La universitaria que importó los aires complutenses a Córdoba

cordobeses en la historia

María José Porro Herrera nació en Extremadura, opositó a Cátedra en Madrid, llegó a Córdoba como docente y se quedó en una entrega larga y absoluta a la ciudad y a sus letras

María José Porro, en la Complutense en los años 60.
María José Porro, en la Complutense en los años 60.
Matilde Cabello

23 de junio 2013 - 01:00

CÓRDOBA se asomaba a las pantallas del No-Do con exposiciones, ferias de ganado, volantes almidonados, brillantes espuelas y sombreros andaluces de copa alta. Era el mismo escenario de La Victoria que, fuera de cámara, repartía la ración de plato único del Auxilio Social, a gente con fiambreras, latas y lecheras de aluminio. Al noreste del país, las mujeres catalanas se sumaban a deportes exclusivos de ellos, como el fútbol, y los gobernantes presentaban el tren eléctrico que desterraría a la máquina de vapor.

Al borde de la Ruta de la Plata y la Tierra de Barros, en el corazón tartesio de Extremadura, en Fuente del Maestre, nacía un 28 de marzo de 1944 María José Porro. La hija de don Clemente, el maestro de Don Benito, y de la fontanesa Cristina Herrera, fue una niña de cabal de cartón y madera, babi blanco, aula de techos altos, pupitres con tinteros de loza y brasero de picón para la maestra. En su caso, canjeó los juegos de las tardes por las permanencias para el Bachiller de entonces, el de los exámenes finales por libre en un instituto de Badajoz. Con el padre se preparó hasta tercero, cuando su inclinación por la Literatura y las Humanidades aconsejó profesores de Lenguas Clásicas y el consiguiente ingreso en el internado pacense del Santo Ángel. Concluido aquel ciclo, la familia decidió dejar su casa y su tierra extremeña y emigrar a Madrid, en aras de los estudios superiores de María José y Juan, el otro hijo más pequeño.

Corría el año 1960, cuando la joven de Fuente del Maestre comenzó sus estudios de Filología Hispánica en la Complutense. En el curso 62-63 y con 18 años, se había decantado definitivamente por Románicas, especialidad a la que entregó los tres últimos años. Luego, para la Memoria de Licenciatura, su catedrático Lapesa Melgar le sugirió volver la mirada a sus raíces y al lenguaje de los fontaneses. En el 68, y terminada esta tesina, preparó oposiciones a la par que comenzó su labor docente yendo a Navas del Marqués unos días a la semana, a impartir Lengua y Literatura a futuras maestras.

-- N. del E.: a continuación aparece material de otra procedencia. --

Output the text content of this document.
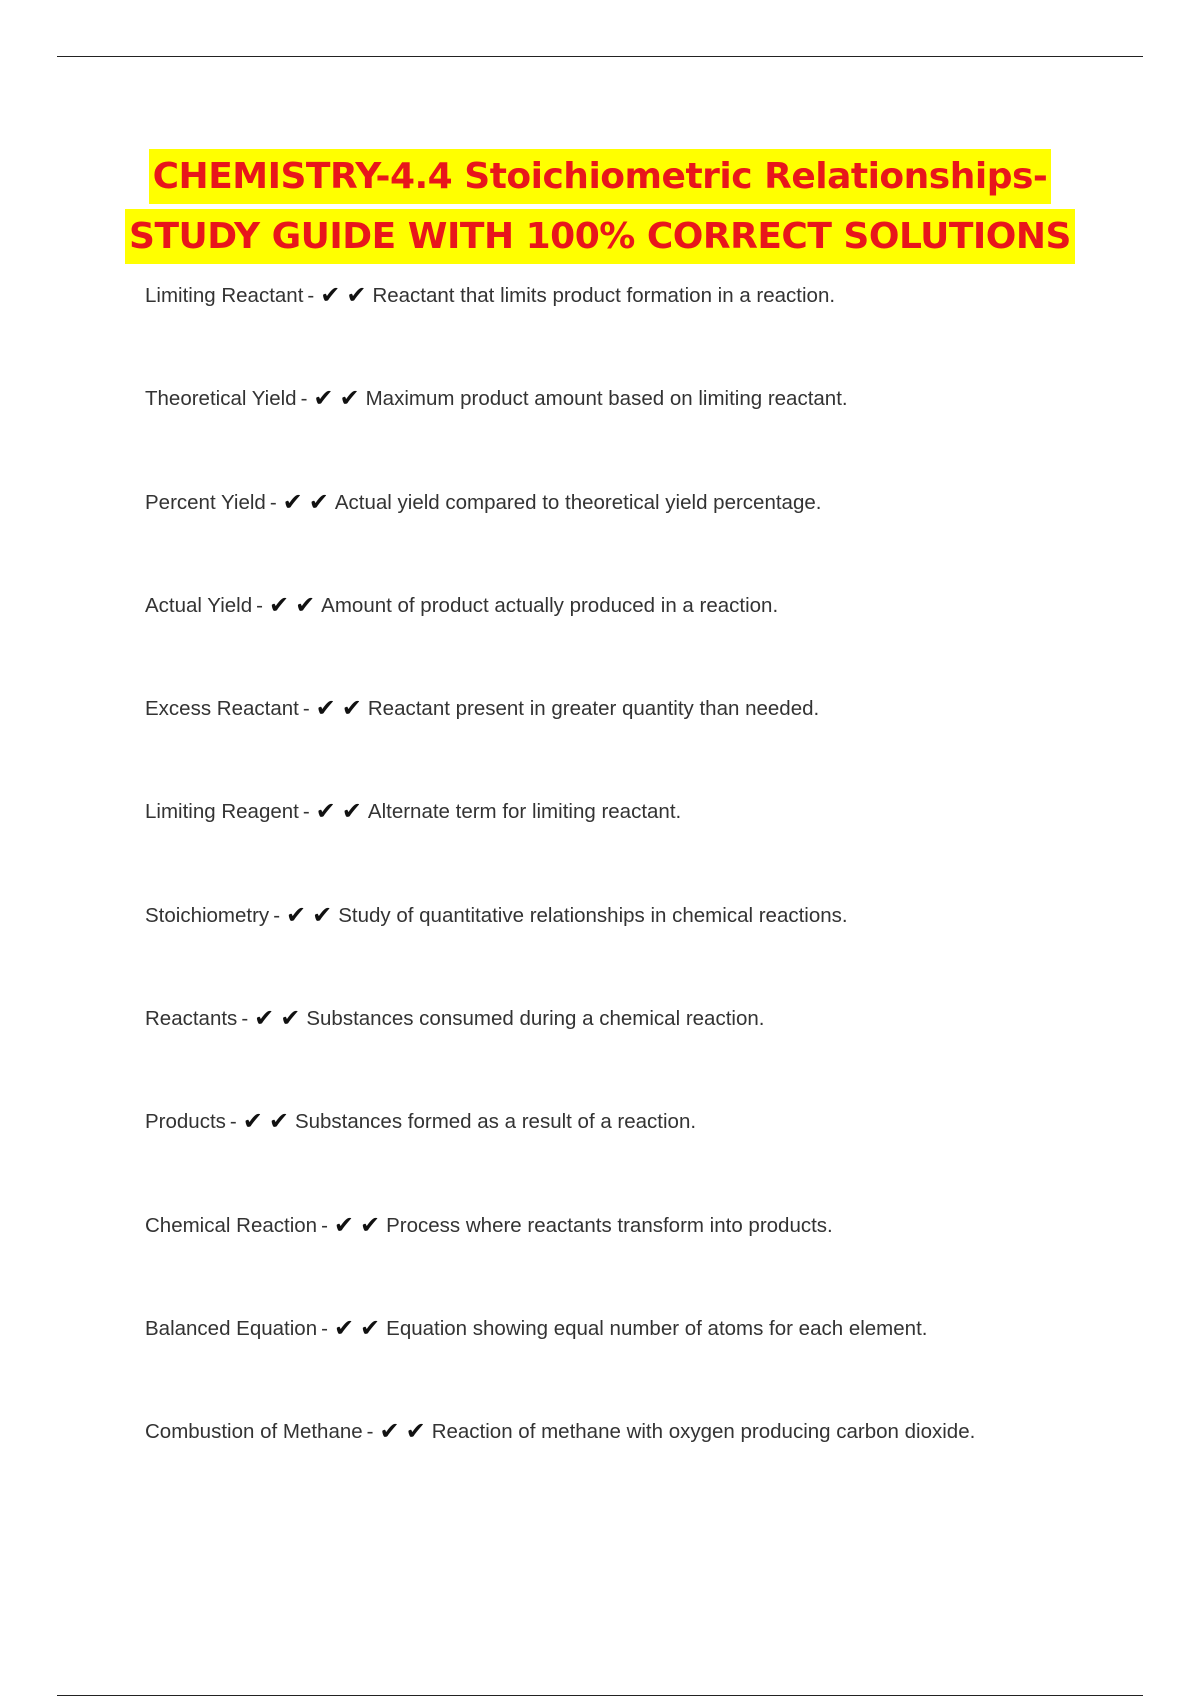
CHEMISTRY-4.4 Stoichiometric Relationships-
STUDY GUIDE WITH 100% CORRECT SOLUTIONS
Limiting Reactant - ✔ ✔ Reactant that limits product formation in a reaction.
Theoretical Yield - ✔ ✔ Maximum product amount based on limiting reactant.
Percent Yield - ✔ ✔ Actual yield compared to theoretical yield percentage.
Actual Yield - ✔ ✔ Amount of product actually produced in a reaction.
Excess Reactant - ✔ ✔ Reactant present in greater quantity than needed.
Limiting Reagent - ✔ ✔ Alternate term for limiting reactant.
Stoichiometry - ✔ ✔ Study of quantitative relationships in chemical reactions.
Reactants - ✔ ✔ Substances consumed during a chemical reaction.
Products - ✔ ✔ Substances formed as a result of a reaction.
Chemical Reaction - ✔ ✔ Process where reactants transform into products.
Balanced Equation - ✔ ✔ Equation showing equal number of atoms for each element.
Combustion of Methane - ✔ ✔ Reaction of methane with oxygen producing carbon dioxide.
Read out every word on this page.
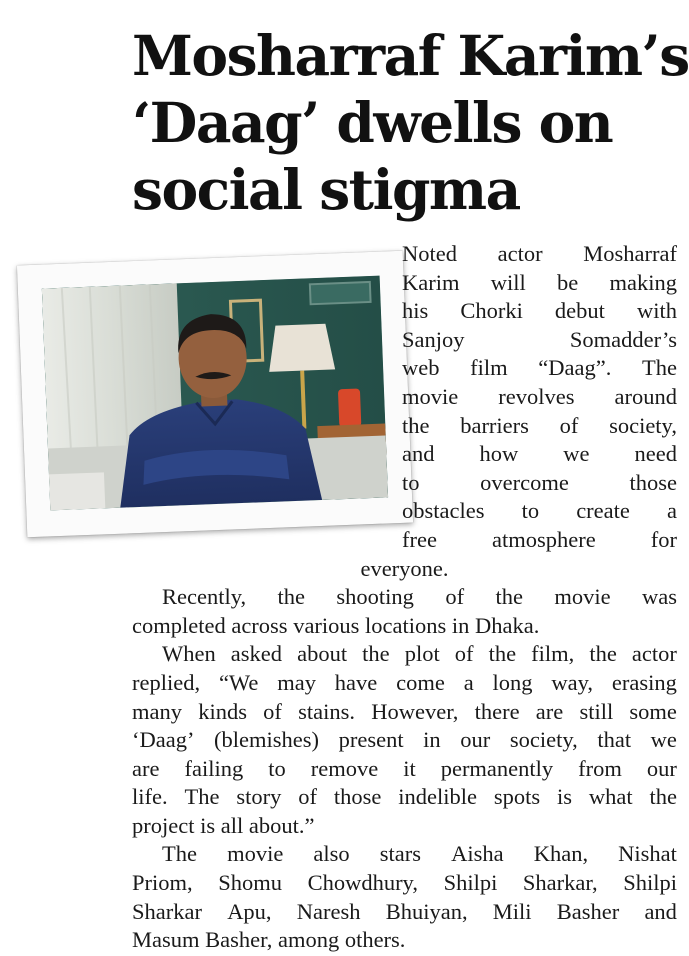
Mosharraf Karim’s
‘Daag’ dwells on
social stigma
Noted actor Mosharraf
Karim will be making
his Chorki debut with
Sanjoy	Somadder’s
web film “Daag”. The
movie revolves around
the barriers of society,
and how we need
to	overcome	those
obstacles to create a
free atmosphere for
everyone.
Recently, the shooting of the movie was
completed across various locations in Dhaka.
When asked about the plot of the film, the actor
replied, “We may have come a long way, erasing
many kinds of stains. However, there are still some
‘Daag’ (blemishes) present in our society, that we
are failing to remove it permanently from our
life. The story of those indelible spots is what the
project is all about.”
The movie also stars Aisha Khan, Nishat
Priom, Shomu Chowdhury, Shilpi Sharkar, Shilpi
Sharkar Apu, Naresh Bhuiyan, Mili Basher and
Masum Basher, among others.
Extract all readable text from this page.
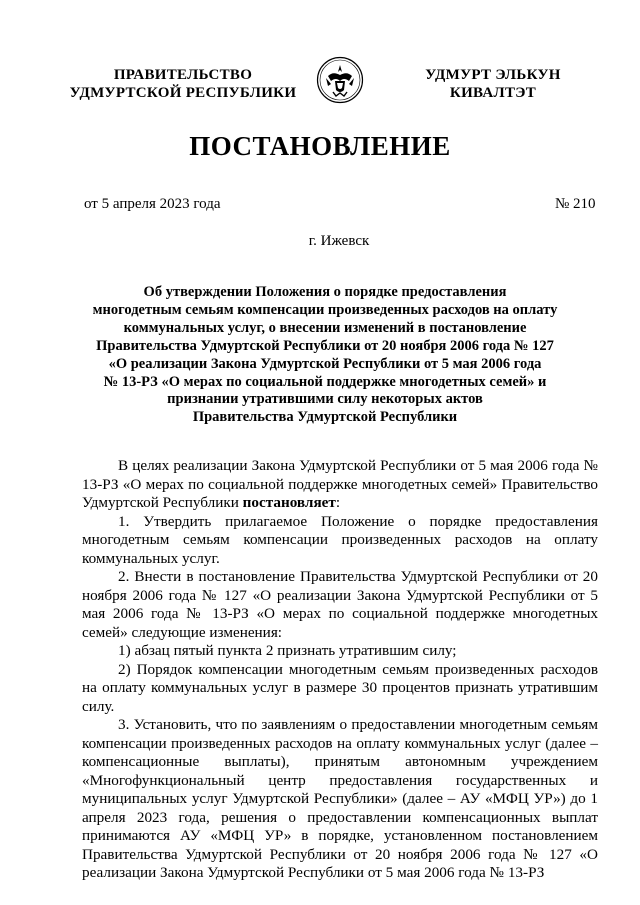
ПРАВИТЕЛЬСТВО
УДМУРТСКОЙ РЕСПУБЛИКИ
УДМУРТ ЭЛЬКУН
КИВАЛТЭТ
ПОСТАНОВЛЕНИЕ
от 5 апреля 2023 года	№ 210
г. Ижевск
Об утверждении Положения о порядке предоставления
многодетным семьям компенсации произведенных расходов на оплату
коммунальных услуг, о внесении изменений в постановление
Правительства Удмуртской Республики от 20 ноября 2006 года № 127
«О реализации Закона Удмуртской Республики от 5 мая 2006 года
№ 13-РЗ «О мерах по социальной поддержке многодетных семей» и
признании утратившими силу некоторых актов
Правительства Удмуртской Республики

В целях реализации Закона Удмуртской Республики от 5 мая 2006 года № 13-РЗ «О мерах по социальной поддержке многодетных семей» Правительство Удмуртской Республики постановляет:

1. Утвердить прилагаемое Положение о порядке предоставления многодетным семьям компенсации произведенных расходов на оплату коммунальных услуг.

2. Внести в постановление Правительства Удмуртской Республики от 20 ноября 2006 года № 127 «О реализации Закона Удмуртской Республики от 5 мая 2006 года № 13-РЗ «О мерах по социальной поддержке многодетных семей» следующие изменения:

1) абзац пятый пункта 2 признать утратившим силу;

2) Порядок компенсации многодетным семьям произведенных расходов на оплату коммунальных услуг в размере 30 процентов признать утратившим силу.

3. Установить, что по заявлениям о предоставлении многодетным семьям компенсации произведенных расходов на оплату коммунальных услуг (далее – компенсационные выплаты), принятым автономным учреждением «Многофункциональный центр предоставления государственных и муниципальных услуг Удмуртской Республики» (далее – АУ «МФЦ УР») до 1 апреля 2023 года, решения о предоставлении компенсационных выплат принимаются АУ «МФЦ УР» в порядке, установленном постановлением Правительства Удмуртской Республики от 20 ноября 2006 года № 127 «О реализации Закона Удмуртской Республики от 5 мая 2006 года № 13-РЗ
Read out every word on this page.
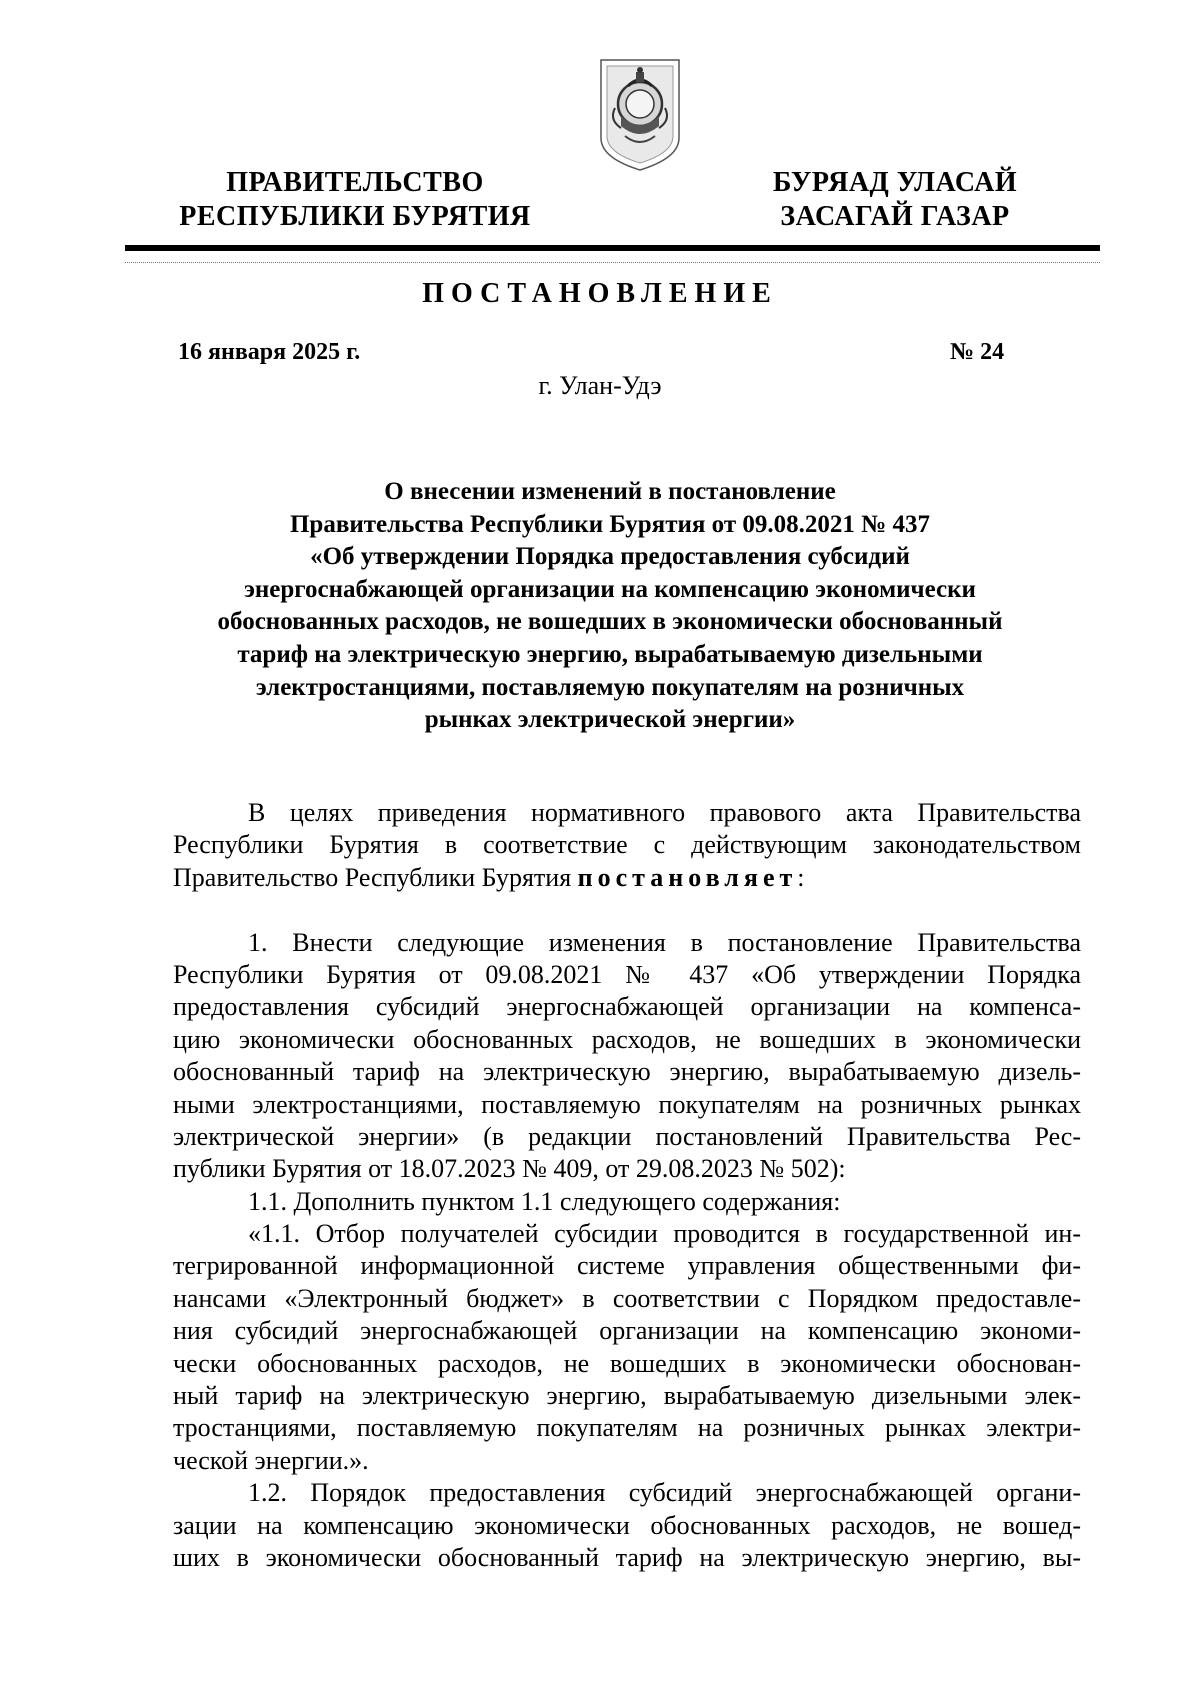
ПРАВИТЕЛЬСТВО
РЕСПУБЛИКИ БУРЯТИЯ
БУРЯАД УЛАСАЙ
ЗАСАГАЙ ГАЗАР
ПОСТАНОВЛЕНИЕ
16 января 2025 г.	№ 24
г. Улан-Удэ
О внесении изменений в постановление
Правительства Республики Бурятия от 09.08.2021 № 437
«Об утверждении Порядка предоставления субсидий
энергоснабжающей организации на компенсацию экономически
обоснованных расходов, не вошедших в экономически обоснованный
тариф на электрическую энергию, вырабатываемую дизельными
электростанциями, поставляемую покупателям на розничных
рынках электрической энергии»
В целях приведения нормативного правового акта Правительства
Республики Бурятия в соответствие с действующим законодательством
Правительство Республики Бурятия постановляет:
1. Внести следующие изменения в постановление Правительства
Республики Бурятия от 09.08.2021 № 437 «Об утверждении Порядка
предоставления субсидий энергоснабжающей организации на компенса-
цию экономически обоснованных расходов, не вошедших в экономически
обоснованный тариф на электрическую энергию, вырабатываемую дизель-
ными электростанциями, поставляемую покупателям на розничных рынках
электрической энергии» (в редакции постановлений Правительства Рес-
публики Бурятия от 18.07.2023 № 409, от 29.08.2023 № 502):
1.1. Дополнить пунктом 1.1 следующего содержания:
«1.1. Отбор получателей субсидии проводится в государственной ин-
тегрированной информационной системе управления общественными фи-
нансами «Электронный бюджет» в соответствии с Порядком предоставле-
ния субсидий энергоснабжающей организации на компенсацию экономи-
чески обоснованных расходов, не вошедших в экономически обоснован-
ный тариф на электрическую энергию, вырабатываемую дизельными элек-
тростанциями, поставляемую покупателям на розничных рынках электри-
ческой энергии.».
1.2. Порядок предоставления субсидий энергоснабжающей органи-
зации на компенсацию экономически обоснованных расходов, не вошед-
ших в экономически обоснованный тариф на электрическую энергию, вы-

Todo ello, sin dejar de asistir o participar activamente en congresos, seminarios y cursos de literatura. En julio de aquel año la destinaron como agregada al instituto de Talavera de la Reina, cuya dirección asumió durante dos años, previos a su Cátedra de Instituto, cuando esta condición no era un mero nombramiento sino la dura oposición, garante de un alto nivel en la especialidad.

Cuando llegó el destino al instituto, llevaba dos meses como docente en la Escuela Normal de Magisterio de Córdoba y renunció. Serían uno o dos cursos, a su juicio, un tránsito por la ciudad del 70, la de las castas; la cerrada y provinciana, excesivamente rígida y retrógrada para una veinteañera de las primeras promociones femeninas de la Complutense de posguerra. Descubrió las barreras sexistas de algunos compañeros y sufrió las miradas en el Siena, cuando tomaba café a solas. Empero supo advertir igualmente la Córdoba ansiosa de conferencias, teatro, cine y expresiones artístico-intelectuales; la que había visto nacer a Enrique Aguilar. Así, con la literatura y el lenguaje por bandera, comenzó a andar de puntillas y con la cabeza siempre alta, por un tiempo de cristales para la lírica y el pensamiento.

En 1977 era profesora por extensión de la Escuela de Magisterio en la Facultad de Filosofía y Letras, donde estudiaba a la vez que ejercía el Magisterio Enrique, el joven humanista, rockero, taurino, navegante y futuro doctor en Historia, disciplina que era ya la otra gran pasión de María José. Se casarían un 1 de mayo de 1972 en la Capilla de San Bartolomé de su Facultad.

Mientras iban creciendo sus dos hijas, María José y Cristina, el camino de la catedrática- una de las decanas de la UCO- pasaba por dirigir el Instituto de Ciencias de la Educación, el Departamento de Filología de su Facultad, la Cátedra Intergeneracional o la Delegación de Educación, entre otras, sin dejar su intensísima labor en la Real Academia, de la que es Secretaria y alma, ni sus incontables publicaciones siempre con las mujeres y los olvidados por la letras oficiales como referente, con Córdoba en el corazón y un deje entrañable de una Tierra de Barros en los labios.